In this instance, although ObviusRequester cannot handle lat and lon in requester initialization, it still requires those fields in order for the translator to have those fields handy when building the Record. Therefore, the extraneous fields which cannot be used in initialization for the requester are included in the signal along with the data and the requester instance.

Translators

The purpose of a translator is to provide a simple interface to create a Record object from some data retrieved by a requester. A single given translator may be acceptable for translating multiple formats of data. This is specified in the supported_requesters attribute of a concrete translator as a list of string class names of the supported requesters.

Note

The current method of translator discovery is naive as it returns the first translator is sees which specifies that it can handle data from a specific requester. This process can be seen in translators/__init__.py as get_translator().

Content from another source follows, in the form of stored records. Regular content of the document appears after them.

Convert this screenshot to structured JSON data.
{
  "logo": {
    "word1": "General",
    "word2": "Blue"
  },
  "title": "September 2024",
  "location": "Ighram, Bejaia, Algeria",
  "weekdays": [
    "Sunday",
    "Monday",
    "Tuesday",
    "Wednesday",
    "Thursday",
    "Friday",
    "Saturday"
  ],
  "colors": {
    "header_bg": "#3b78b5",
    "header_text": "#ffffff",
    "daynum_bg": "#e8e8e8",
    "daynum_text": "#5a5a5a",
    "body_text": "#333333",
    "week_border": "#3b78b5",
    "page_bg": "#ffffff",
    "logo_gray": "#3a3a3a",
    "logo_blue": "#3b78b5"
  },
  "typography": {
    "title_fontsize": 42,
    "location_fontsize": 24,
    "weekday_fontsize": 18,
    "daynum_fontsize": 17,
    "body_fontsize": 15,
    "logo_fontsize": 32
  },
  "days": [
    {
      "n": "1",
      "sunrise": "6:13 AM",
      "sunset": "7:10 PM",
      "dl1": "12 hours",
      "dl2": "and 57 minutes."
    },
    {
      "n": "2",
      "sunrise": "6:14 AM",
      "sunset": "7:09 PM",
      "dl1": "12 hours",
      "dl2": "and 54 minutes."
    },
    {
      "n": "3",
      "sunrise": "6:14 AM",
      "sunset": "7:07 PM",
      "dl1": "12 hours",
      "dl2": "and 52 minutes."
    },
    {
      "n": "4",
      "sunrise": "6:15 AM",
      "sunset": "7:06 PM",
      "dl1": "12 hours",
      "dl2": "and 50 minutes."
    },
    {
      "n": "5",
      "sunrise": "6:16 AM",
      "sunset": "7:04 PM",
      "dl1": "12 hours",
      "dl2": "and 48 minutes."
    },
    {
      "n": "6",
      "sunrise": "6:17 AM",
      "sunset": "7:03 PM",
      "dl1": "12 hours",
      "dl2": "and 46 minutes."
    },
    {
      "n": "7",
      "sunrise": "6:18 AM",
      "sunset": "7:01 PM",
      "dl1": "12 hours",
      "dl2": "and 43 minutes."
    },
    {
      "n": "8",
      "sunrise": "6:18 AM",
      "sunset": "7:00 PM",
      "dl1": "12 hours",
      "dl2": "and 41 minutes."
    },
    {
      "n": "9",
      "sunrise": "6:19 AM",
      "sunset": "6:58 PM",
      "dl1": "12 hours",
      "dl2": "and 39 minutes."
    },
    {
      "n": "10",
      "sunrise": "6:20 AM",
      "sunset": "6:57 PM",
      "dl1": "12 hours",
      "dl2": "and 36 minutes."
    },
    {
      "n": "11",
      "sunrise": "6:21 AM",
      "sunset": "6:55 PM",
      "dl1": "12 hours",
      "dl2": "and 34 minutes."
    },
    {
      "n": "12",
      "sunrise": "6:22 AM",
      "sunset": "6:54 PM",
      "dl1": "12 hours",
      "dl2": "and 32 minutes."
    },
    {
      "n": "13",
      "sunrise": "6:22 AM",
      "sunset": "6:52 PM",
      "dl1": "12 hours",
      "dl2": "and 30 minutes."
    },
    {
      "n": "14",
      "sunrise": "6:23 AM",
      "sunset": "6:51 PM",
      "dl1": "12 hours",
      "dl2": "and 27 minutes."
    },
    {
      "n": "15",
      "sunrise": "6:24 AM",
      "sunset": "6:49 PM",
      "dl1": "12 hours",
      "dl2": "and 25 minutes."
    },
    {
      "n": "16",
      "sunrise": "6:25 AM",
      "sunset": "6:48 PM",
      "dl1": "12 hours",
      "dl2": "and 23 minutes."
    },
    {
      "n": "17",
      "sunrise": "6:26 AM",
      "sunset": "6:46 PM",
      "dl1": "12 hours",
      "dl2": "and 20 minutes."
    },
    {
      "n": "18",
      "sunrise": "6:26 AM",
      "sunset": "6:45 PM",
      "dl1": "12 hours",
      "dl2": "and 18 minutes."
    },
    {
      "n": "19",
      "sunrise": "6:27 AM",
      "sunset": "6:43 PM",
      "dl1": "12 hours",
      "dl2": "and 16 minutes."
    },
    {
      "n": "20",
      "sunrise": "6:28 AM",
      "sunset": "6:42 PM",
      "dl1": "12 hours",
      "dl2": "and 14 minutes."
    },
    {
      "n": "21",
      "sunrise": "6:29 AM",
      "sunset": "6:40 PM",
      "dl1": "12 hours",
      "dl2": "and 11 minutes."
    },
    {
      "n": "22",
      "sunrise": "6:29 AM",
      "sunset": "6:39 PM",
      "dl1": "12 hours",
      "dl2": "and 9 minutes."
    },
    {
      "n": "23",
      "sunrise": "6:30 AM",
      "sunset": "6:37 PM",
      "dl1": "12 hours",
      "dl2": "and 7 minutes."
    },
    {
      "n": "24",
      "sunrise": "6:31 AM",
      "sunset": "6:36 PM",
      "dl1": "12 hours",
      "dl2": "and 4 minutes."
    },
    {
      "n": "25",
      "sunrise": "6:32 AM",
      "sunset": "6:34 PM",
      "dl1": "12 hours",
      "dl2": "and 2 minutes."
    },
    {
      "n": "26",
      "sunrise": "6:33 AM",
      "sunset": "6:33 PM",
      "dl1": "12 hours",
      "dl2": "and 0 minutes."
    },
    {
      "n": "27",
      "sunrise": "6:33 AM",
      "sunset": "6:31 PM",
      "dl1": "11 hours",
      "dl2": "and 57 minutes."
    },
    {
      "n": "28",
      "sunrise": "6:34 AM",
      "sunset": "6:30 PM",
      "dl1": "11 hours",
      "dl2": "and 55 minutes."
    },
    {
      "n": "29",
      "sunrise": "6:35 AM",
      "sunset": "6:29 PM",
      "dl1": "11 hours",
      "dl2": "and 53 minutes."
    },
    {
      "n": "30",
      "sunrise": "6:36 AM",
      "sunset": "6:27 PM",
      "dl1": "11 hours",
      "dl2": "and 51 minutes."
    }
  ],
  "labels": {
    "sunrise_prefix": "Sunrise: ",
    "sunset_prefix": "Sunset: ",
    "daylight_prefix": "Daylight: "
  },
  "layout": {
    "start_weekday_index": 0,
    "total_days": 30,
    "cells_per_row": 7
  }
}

Valid concrete translators must extend from AbstractTranslator as usual. AbstractTranslator provides an anonymous blinker signal and requires a translate() method for synchronously creating and sending the built Record object over the provided signal.

Note the engine lazily instantiates the translators only when they are required. Therefore, initialization parameters to concrete translators is currently not supported in the neat engine.

Device Types

The purpose of a device type is to ensure that the data comming in from multiple different types of devices from multiple requesters can have their points generalized into the parsed field of a Record. The allowed device types are stored in the device.py and are encapsulated within the DeviceType enumeration along with a unique hexadecimal id and an instance to the device. Correct parsing of the data fields currently relies on the parsed fields contained within the config.yml. With the addition of new device types and different requesters that do no utilize the Obvius’ device points, it may be neccessary to change the logic of the parse() function.

The parse() function takes the populated data fields along with the parsed config configuration to determine what attributes of the record’s data to load and convert to a uniform pint unit. This information is the placed within the parsed dictionary of the Record which can then be serialized for the pipe’s usage.

Pipes

The purpose of a pipe is to provide any and all logic for handling the storage created records into various different formats. The provided concrete pipe is a RethinkDBPipe which places records into a rethinkdb database as they come in.

Valid pipes must extend from AbstractPipe which provides an anonymous blinker signal and requires that the pipe have an accept() method which accepts a single Record object. Once a record has been successfully committed to wherever it needs to be, the pipe must send itself and the record over the provided signal where the engine can intercept the signal in the on_complete signal.